Vinificazione e Affinamento
Questo vino nasce da una selezione accurata di uve coltivate a circa 450 metri sul livello del mare. La particolarità della sua produzione risiede nel rapporto con il legno:
Fermentazione: Avviene in barrique di rovere francese.
Affinamento: Il vino riposa sui propri lieviti nelle barrique per circa 10-12 mesi, seguiti da un ulteriore periodo di affinamento in bottiglia. Questo processo conferisce al Conte Hugues la sua tipica cremosità.
Abbinamenti Consigliati
Grazie alla sua struttura importante, non è solo un vino da aperitivo, ma un bianco "da pasto":
Primi piatti: Risotti ai crostacei o pasta con salse bianche a base di pesce.
Secondi: Pesci nobili al forno (orata, dentice), carni bianche elaborate o formaggi di media stagionatura.

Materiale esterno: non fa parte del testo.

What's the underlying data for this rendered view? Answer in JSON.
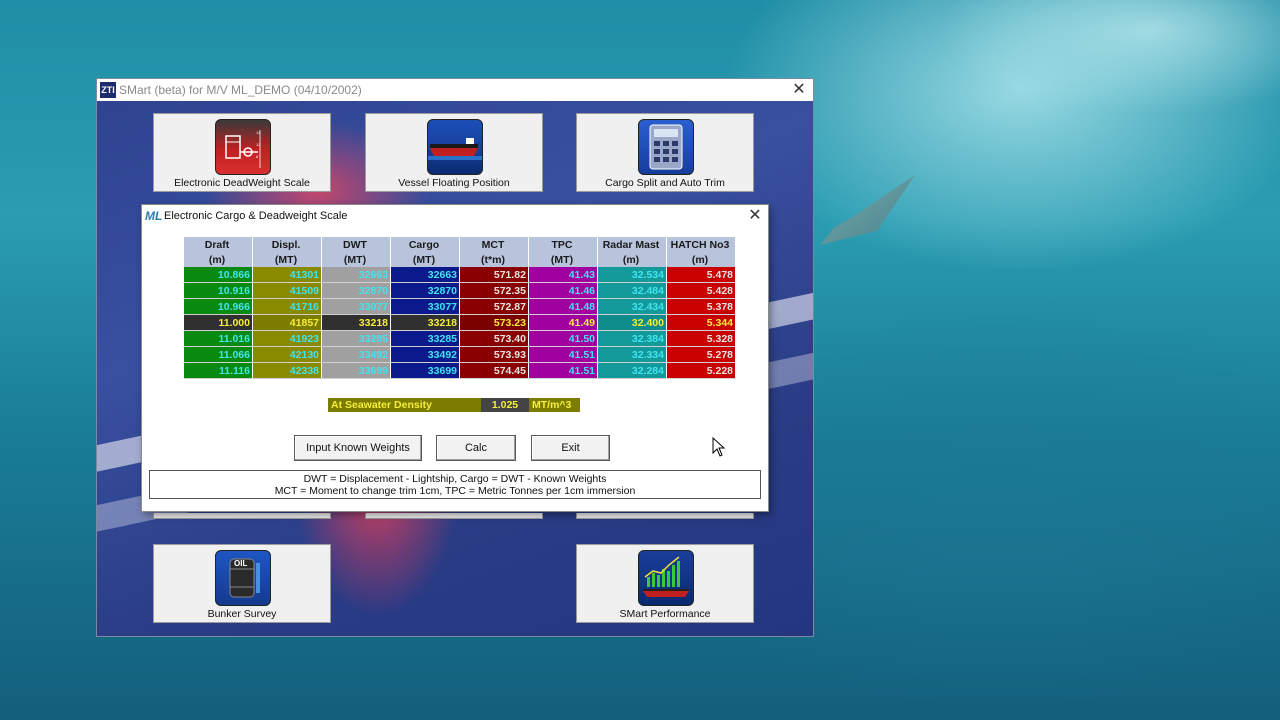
{
  "main_window": {
    "title": "SMart (beta) for M/V ML_DEMO (04/10/2002)",
    "app_icon_text": "ZTI",
    "tiles": [
      {
        "label": "Electronic DeadWeight Scale",
        "icon": "deadweight-scale-icon"
      },
      {
        "label": "Vessel Floating Position",
        "icon": "vessel-icon"
      },
      {
        "label": "Cargo Split and Auto Trim",
        "icon": "calculator-icon"
      },
      {
        "label": "Bunker Survey",
        "icon": "oil-barrel-icon",
        "icon_text": "OIL"
      },
      {
        "label": "SMart Performance",
        "icon": "performance-chart-icon"
      }
    ]
  },
  "dialog": {
    "title": "Electronic Cargo & Deadweight Scale",
    "icon_text": "ML",
    "columns": [
      {
        "name": "Draft",
        "unit": "(m)"
      },
      {
        "name": "Displ.",
        "unit": "(MT)"
      },
      {
        "name": "DWT",
        "unit": "(MT)"
      },
      {
        "name": "Cargo",
        "unit": "(MT)"
      },
      {
        "name": "MCT",
        "unit": "(t*m)"
      },
      {
        "name": "TPC",
        "unit": "(MT)"
      },
      {
        "name": "Radar Mast",
        "unit": "(m)"
      },
      {
        "name": "HATCH No3",
        "unit": "(m)"
      }
    ],
    "rows": [
      [
        "10.866",
        "41301",
        "32663",
        "32663",
        "571.82",
        "41.43",
        "32.534",
        "5.478"
      ],
      [
        "10.916",
        "41509",
        "32870",
        "32870",
        "572.35",
        "41.46",
        "32.484",
        "5.428"
      ],
      [
        "10.966",
        "41716",
        "33077",
        "33077",
        "572.87",
        "41.48",
        "32.434",
        "5.378"
      ],
      [
        "11.000",
        "41857",
        "33218",
        "33218",
        "573.23",
        "41.49",
        "32.400",
        "5.344"
      ],
      [
        "11.016",
        "41923",
        "33285",
        "33285",
        "573.40",
        "41.50",
        "32.384",
        "5.328"
      ],
      [
        "11.066",
        "42130",
        "33492",
        "33492",
        "573.93",
        "41.51",
        "32.334",
        "5.278"
      ],
      [
        "11.116",
        "42338",
        "33699",
        "33699",
        "574.45",
        "41.51",
        "32.284",
        "5.228"
      ]
    ],
    "selected_row": 3,
    "density": {
      "label": "At Seawater Density",
      "value": "1.025",
      "unit": "MT/m^3"
    },
    "buttons": {
      "input_known": "Input Known Weights",
      "calc": "Calc",
      "exit": "Exit"
    },
    "legend": {
      "line1": "DWT = Displacement - Lightship, Cargo = DWT - Known Weights",
      "line2": "MCT = Moment to change trim 1cm, TPC = Metric Tonnes per 1cm immersion"
    }
  },
  "colors": {
    "column_backgrounds": [
      "#0b8a12",
      "#8a8a00",
      "#a0a0a0",
      "#0a1a8c",
      "#8a0000",
      "#a000a0",
      "#149a9a",
      "#c80000"
    ],
    "cell_text": "#42e3f0",
    "selected_text": "#f5ee3a",
    "window_bg": "#2b3f86"
  }
}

Alternativa curiosa: Provatelo con piatti della cucina asiatica non troppo piccanti o con un tataki di tonno.
Curiosità
Il nome è un omaggio al fondatore della cantina moderna, il Conte Hugues Bernard de la Gatinais, che negli anni '70, insieme alla moglie Gigi Guarrasi, fu tra i pionieri dell'introduzione dei vitigni francesi in Sicilia, trasformando Rapitalà in un punto di riferimento per l'enologia isolana.